BURLINGTON, Vt. – Next week, Burlington City Council is expected to vote on the 2021 city budget, which calls for $1.9 million in cuts at the Burlington Police Department.
After lengthy internal discussions on the impact of the proposed cuts, Interim Police Chief Jon Murad went into the details at Tuesday’s Burlington Police Commission meeting,
“Ten percent cuts for us mean that we lose 12 unfilled positions,” Murad said. “That not only means that the BPD can’t grow, but it also reduces our ability to prevent attrition by leaving no buffer for replacement officers
Murad said the proposal by Mayor Miro Weinberger would cut the department’s training by 70 percent, placing the department “on the razors edge of being able to maintain our current level of service.”
Over the last two weeks, hundreds of people have called in to public forums at various city meetings to request a steeper 30 percent budget cut along with other demands set forth by the Vermont Racial Justice Alliance.
Speaking at Wednesday’s Ward 4 and 7 NPA meeting, city councilors said they’re taking everything into consideration.
“They’ve been advocating and providing perspective about the issue itself,” said Ali Dieng, Ward 7 City Councilor. “This is what we want, this is how business should be done.”
“We’re listening, we’re hearing, and we’ll have to wrestle it out the next week or so, the plan is to try and make a decision on Monday night,’ said Sarah Carpenter, Ward 4 City Councilor.
Some on the Burlington Police Commission, including Chair Jabulani Gamache, are in favor of the proposed cuts. He took questions from residents at Wednesday’s NPA meeting.
“Do I honestly think they could be implemented overnight? I do not think so,” Gamache said. “We can absolutely shift the budget to more social services to deal with transient homeless problems in our downtown area and people who suffer from mental health crises.”
Along with widespread calls for deeper budget cuts, there have been demands from the public regarding the firing of officers Jason Bellavance, Cory Campbell and Joseph Corrow over use of force incidents.
At Tuesday’s police commission meeting, Gamache was planning to discuss a statement that if enacted may have called on those officers to resign.
City Attorney Eileen Blackwood halted the discussion, insisting that as agents of the city, the commission needs to “stay impartial” and refrain from “comments about officers that can be seen as negative or derogatory.”
Shireen Hart, vice chair of the Burlington Police Commission, couldn’t go into specifics at Wednesday’s NPA meeting, but spoke broadly about use of force incidents.

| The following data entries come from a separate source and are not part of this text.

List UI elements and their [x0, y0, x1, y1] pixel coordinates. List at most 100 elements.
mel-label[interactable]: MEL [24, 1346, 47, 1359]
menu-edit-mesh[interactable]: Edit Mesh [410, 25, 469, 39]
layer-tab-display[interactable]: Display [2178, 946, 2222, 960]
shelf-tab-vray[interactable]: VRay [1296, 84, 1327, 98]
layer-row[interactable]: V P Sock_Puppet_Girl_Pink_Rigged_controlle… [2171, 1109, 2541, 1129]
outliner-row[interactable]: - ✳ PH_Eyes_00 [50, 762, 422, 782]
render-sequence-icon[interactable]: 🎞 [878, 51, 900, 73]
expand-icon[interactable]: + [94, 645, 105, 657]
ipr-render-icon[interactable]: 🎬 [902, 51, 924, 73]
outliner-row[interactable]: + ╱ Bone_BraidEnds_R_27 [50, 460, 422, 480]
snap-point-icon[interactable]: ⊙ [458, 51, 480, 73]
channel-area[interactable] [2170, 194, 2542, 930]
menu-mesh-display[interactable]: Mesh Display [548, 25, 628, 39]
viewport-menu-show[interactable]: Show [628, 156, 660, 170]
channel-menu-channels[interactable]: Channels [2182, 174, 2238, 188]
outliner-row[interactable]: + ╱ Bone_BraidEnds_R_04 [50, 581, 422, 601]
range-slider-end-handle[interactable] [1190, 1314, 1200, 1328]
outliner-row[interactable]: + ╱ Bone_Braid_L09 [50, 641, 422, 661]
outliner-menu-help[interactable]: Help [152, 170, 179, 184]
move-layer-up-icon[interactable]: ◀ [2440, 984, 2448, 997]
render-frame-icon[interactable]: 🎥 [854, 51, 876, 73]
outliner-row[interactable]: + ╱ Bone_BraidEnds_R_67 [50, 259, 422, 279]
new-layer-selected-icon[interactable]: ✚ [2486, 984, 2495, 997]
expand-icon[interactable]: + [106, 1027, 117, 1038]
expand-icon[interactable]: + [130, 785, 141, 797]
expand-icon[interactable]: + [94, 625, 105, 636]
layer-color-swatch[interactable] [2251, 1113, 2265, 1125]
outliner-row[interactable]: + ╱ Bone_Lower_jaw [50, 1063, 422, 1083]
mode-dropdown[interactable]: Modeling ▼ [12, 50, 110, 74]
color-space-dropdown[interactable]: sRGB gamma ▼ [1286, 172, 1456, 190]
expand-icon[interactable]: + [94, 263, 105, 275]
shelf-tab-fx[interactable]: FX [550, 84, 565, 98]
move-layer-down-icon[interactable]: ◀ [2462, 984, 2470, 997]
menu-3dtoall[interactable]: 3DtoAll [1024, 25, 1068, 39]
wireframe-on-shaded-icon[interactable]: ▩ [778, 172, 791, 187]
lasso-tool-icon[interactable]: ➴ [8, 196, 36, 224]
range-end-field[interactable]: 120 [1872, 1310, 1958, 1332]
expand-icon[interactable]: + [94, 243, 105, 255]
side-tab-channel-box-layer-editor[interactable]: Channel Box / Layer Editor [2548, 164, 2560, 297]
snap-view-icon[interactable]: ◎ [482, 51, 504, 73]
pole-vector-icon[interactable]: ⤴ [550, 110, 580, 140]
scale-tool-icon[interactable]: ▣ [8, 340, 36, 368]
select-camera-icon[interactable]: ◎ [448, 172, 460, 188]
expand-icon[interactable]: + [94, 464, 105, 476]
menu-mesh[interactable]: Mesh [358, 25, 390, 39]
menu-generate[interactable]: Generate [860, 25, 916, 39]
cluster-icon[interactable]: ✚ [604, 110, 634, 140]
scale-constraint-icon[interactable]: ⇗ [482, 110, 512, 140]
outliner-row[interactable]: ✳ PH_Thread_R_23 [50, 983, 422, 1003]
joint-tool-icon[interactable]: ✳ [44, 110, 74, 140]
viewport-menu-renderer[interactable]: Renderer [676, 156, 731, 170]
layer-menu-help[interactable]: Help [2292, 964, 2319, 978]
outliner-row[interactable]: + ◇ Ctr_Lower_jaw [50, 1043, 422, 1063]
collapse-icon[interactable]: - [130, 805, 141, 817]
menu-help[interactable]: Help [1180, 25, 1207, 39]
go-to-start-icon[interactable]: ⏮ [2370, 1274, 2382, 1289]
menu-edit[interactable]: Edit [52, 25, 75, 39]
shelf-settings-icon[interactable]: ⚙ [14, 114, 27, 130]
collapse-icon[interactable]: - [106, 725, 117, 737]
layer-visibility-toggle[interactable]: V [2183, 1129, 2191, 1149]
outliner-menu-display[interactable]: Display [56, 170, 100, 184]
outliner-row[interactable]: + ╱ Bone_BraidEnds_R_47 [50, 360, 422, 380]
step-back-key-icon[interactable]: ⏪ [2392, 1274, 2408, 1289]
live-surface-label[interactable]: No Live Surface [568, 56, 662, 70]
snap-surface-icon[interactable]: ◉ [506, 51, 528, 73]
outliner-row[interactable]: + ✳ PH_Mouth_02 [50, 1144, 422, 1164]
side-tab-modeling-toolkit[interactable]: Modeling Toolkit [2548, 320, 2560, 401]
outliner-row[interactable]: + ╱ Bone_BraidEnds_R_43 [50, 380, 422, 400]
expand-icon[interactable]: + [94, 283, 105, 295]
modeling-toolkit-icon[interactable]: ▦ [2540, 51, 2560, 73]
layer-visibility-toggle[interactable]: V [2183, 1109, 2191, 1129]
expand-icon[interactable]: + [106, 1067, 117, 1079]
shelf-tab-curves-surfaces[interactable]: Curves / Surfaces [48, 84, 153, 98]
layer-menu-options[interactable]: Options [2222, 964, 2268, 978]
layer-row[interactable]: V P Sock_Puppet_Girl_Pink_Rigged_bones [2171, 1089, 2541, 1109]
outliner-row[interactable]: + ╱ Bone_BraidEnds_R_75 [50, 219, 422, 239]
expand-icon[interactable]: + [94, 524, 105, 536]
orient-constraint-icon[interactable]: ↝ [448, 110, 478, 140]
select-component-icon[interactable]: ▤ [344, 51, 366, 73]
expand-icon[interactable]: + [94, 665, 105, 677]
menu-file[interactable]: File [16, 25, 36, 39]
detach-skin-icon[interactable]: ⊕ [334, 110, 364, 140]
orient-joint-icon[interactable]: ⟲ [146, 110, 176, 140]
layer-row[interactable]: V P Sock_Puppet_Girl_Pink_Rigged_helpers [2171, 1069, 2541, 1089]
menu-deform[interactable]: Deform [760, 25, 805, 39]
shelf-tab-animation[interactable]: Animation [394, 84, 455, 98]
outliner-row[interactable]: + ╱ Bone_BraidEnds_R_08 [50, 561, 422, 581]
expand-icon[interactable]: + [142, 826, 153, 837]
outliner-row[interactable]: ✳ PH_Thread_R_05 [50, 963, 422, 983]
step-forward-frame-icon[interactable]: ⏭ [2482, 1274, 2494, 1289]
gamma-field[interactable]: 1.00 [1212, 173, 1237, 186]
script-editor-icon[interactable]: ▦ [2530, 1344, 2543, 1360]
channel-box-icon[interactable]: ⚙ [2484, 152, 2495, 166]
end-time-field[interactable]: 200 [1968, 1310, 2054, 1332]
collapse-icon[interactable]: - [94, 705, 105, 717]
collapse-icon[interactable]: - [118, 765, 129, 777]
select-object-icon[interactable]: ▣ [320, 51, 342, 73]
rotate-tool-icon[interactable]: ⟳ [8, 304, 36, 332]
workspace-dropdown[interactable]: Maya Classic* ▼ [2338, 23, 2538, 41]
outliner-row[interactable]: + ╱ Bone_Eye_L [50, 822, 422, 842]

“I can say that a review of a case we reviewed a year ago versus a review currently would be a very different look based on the policies and what was available to us.”
If the city’s budget passes, Burlington Police Department’s officer capacity would be reduced from 105 to 93. Parking enforcement would also be shifted over to the Department of Public Works.
It would be a 10.2 percent drop in the police department’s overall budget, and Mayor Weinberger intends to put $300,000 toward a new fund for racial equity and police transformation, with the remaining $800,000 going toward reducing the deficit.